Construction of Blow-Up Manifolds to the Equivariant Self-dual Chern–Simons–Schrödinger Equation

Abstract

We consider the self-dual Chern–Simons–Schrödinger equation (CSS) under equivariance symmetry. Among others, (CSS) has a static solution Q and the pseudoconformal symmetry. We study the quantitative description of pseudoconformal blow-up solutions u such that

$$\begin{aligned} u(t,r)-\frac{e^{i\gamma _{*}}}{T-t}Q\Big (\frac{r}{T-t}\Big )\rightarrow u^{*}\quad \text {as }t\rightarrow T^{-}. \end{aligned}$$

When the equivariance index \(m\ge 1\), we construct a set of initial data (under a codimension one condition) yielding pseudoconformal blow-up solutions. Moreover, when \(m\ge 3\), we establish the codimension one property and Lipschitz regularity of the initial data set, which we call the blow-up manifold. This is a forward construction of blow-up solutions, as opposed to authors’ previous work [25], which is a backward construction of blow-up solutions with prescribed asymptotic profiles. In view of the instability result of [25], the codimension one condition established in this paper is expected to be optimal. We perform the modulation analysis with a robust energy method developed by Merle, Raphaël, Rodnianski, and others.
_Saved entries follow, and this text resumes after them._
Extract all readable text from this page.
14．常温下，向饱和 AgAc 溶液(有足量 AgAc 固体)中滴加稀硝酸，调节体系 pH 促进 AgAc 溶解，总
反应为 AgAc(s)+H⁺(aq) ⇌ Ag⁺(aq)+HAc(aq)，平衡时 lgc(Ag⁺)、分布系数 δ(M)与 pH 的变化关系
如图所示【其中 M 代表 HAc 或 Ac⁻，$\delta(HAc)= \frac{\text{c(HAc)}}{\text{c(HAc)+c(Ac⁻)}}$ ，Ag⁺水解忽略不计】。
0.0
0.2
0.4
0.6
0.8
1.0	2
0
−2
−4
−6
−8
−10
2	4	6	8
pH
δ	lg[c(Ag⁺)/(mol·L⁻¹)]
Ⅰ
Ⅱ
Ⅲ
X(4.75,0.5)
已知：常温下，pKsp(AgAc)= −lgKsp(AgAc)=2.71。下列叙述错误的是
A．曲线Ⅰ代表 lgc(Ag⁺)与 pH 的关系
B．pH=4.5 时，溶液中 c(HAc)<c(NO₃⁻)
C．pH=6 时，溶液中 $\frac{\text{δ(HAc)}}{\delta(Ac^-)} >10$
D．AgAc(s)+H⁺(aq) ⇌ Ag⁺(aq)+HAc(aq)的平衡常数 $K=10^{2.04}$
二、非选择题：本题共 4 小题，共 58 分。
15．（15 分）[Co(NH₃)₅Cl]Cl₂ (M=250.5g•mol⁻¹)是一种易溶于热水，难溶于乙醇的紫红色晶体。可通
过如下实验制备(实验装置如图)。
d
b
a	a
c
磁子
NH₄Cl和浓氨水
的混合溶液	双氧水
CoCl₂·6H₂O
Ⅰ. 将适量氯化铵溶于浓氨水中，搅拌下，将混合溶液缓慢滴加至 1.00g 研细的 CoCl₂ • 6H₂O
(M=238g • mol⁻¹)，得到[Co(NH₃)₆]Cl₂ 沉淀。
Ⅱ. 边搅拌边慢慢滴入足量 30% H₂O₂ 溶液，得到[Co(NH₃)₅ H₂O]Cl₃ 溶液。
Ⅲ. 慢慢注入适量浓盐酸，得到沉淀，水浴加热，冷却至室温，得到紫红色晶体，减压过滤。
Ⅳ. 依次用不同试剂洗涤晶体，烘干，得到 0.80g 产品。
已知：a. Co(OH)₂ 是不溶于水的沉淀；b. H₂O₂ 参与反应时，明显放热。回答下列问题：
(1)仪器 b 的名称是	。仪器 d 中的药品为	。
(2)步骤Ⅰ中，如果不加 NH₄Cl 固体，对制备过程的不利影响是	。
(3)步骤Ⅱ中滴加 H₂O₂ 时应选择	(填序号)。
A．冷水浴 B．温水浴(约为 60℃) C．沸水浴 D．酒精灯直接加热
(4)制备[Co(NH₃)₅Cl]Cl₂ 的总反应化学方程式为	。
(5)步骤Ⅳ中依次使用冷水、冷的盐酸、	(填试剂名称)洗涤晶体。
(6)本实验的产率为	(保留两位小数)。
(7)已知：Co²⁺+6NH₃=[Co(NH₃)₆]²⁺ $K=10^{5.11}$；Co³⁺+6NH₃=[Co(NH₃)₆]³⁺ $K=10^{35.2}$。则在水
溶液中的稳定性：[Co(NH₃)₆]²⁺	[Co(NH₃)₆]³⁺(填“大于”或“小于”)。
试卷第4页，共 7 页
One of our crucial inputs is a remarkable conjugation identity, which (with self-duality) enables the method of supersymmetric conjugates as like Schrödinger maps and wave maps. It suggests how we proceed to higher order derivatives while keeping the Hamiltonian form and construct adapted function spaces with their coercivity relations. More interestingly, it shows a deep connection with the Schrödinger maps at the linearized level and allows us to find a repulsivity structure for higher order derivatives.